Publication information
- Publisher: Harvey Comics
- Publication date: Sept. 1966 - Feb. 1967
- No. of issues: 3

Creative team
- Written by: Joe Simon
- Artist(s): Joe Simon Jim Steranko Dick AyersGeorge Tuska

= Spyman =

Comic book superhero

Spyman is a fictional character, a short-lived comic book superhero published by Harvey Comics' Harvey Thriller imprint in the mid-1960s. He starred in three issues of his own comic, cover-dated September 1966 to February 1967.

Spyman #1 contained the first professional comic book works by Jim Steranko.
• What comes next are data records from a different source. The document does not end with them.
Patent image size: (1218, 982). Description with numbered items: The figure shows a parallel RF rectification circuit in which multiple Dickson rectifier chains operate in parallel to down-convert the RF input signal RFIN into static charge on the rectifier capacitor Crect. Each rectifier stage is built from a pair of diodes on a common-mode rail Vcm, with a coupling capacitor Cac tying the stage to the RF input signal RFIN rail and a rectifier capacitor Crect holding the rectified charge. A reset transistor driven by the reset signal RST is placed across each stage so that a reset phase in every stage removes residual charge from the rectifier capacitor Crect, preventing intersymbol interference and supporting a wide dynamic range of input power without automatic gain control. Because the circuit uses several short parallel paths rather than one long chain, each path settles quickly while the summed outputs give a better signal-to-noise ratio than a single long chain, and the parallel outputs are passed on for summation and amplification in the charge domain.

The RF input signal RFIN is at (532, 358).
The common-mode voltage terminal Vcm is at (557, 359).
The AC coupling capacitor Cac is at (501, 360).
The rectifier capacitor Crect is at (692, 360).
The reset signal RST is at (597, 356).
Steranko created the concept and plotted the first story, but he did not supply any artwork, except the first page splash which includes a diagram of his robot hand. This was one of three concepts Steranko created for Harvey that saw print.

Spyman was secret agent Johnny Chance, who lost his left hand defusing a nuclear bomb. Johnny was an agent of the American spy group LIBERTY, headquartered under the Statue of Liberty. After losing his hand, he would be outfitted with an 'Electro Robot Hand', each finger a different tool/weapon. He would soon be outfitted with a belt with extra fingers with additional uses.

Chance and LIBERTY fought against MIRAGE (Empire of Guerrilla Assassination, Revenge, and International Menace), led by the Whisperer, who was killed in the first issue, and Chance would go on to fight Cyclops and the Evil Eye Society in the second issue and the Id Machine in the third.

It is unknown who wrote the stories, but it may have been editor Joe Simon. Pencil art was by George Tuska with inking by Dick Ayers, with some inks by Reed Crandall, in the first issue. Ayers inked the second issue, then Bill Draut the third.